Protagonista della pubblicità era, ancora una volta, lo stereotipo afro-americano degli anni ‘80 che affonda le sue radici nella stereotipata Blackface risalente alla tradizione recitativa del teatro americano sin dal 1830; quel personaggio con tanto di maschera e guanti bianchi, che cantava. 

Il personaggio si ispira alle performance di Al Jolson, cantante jazz anni ‘20. Al, oltre ad essere stato un grande cantante, è stato anche l’attore protagonista di Il cantante di jazz di Alan Crosland (1927), cioè il film che ha segnato l’inizio dell’era del cinema sonoro. Al Jolson Jolson è stato soprannominato “il re dei blackface”, una trovata teatrale a partire dalla metà del 19° secolo dove con il suo stile jazz e blues, ha portato la tradizionale musicale afroamericana al pubblico europeo-americano. E con il BlackFace accentuava la performance.

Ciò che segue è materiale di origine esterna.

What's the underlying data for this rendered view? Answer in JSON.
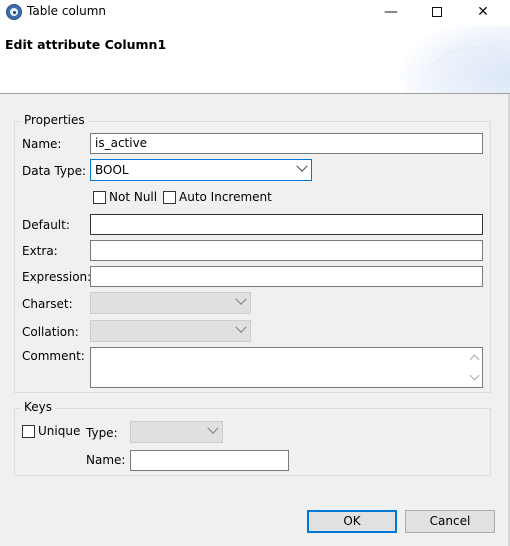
{
  "window": {
    "title": "Table column",
    "minimize_glyph": "—",
    "close_glyph": "✕"
  },
  "header": {
    "title": "Edit attribute Column1"
  },
  "properties": {
    "group_label": "Properties",
    "name_label": "Name:",
    "name_value": "is_active",
    "data_type_label": "Data Type:",
    "data_type_value": "BOOL",
    "not_null_label": "Not Null",
    "not_null_checked": false,
    "auto_increment_label": "Auto Increment",
    "auto_increment_checked": false,
    "default_label": "Default:",
    "default_value": "",
    "extra_label": "Extra:",
    "extra_value": "",
    "expression_label": "Expression:",
    "expression_value": "",
    "charset_label": "Charset:",
    "charset_value": "",
    "collation_label": "Collation:",
    "collation_value": "",
    "comment_label": "Comment:",
    "comment_value": ""
  },
  "keys": {
    "group_label": "Keys",
    "unique_label": "Unique",
    "unique_checked": false,
    "type_label": "Type:",
    "type_value": "",
    "name_label": "Name:",
    "name_value": ""
  },
  "buttons": {
    "ok_label": "OK",
    "cancel_label": "Cancel"
  },
  "icons": {
    "app": "app-icon",
    "dropdown": "chevron-down-icon"
  },
  "colors": {
    "focus_border": "#0078d7",
    "dialog_background": "#f0f0f0"
  }
}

Lo spot riprende proprio questo punto come fulcro, un uomo di colore, palesemente ispirato ad un cantante “jazz” che canta e attira l’attenzione su quelle che sono le caramelle Tabù, e nel cantare genera un perfetto jingle tipico del genere, per usare termini semplici che “fa mettere la canzone in testa”. Lo spot fu lanciato nel 1986 ed andò avanti sino al 1996, per ben dieci anni, con alcune variazioni negli anni aggiunte per pubblicizzare l’uscita delle Tabù maxi, Tabù bianche e Tabù senza zucchero.

Insomma, uno spot che ha fatto la storia del mondo pubblicitario ed immancabilmente, purtroppo, anche di quello del razzismo.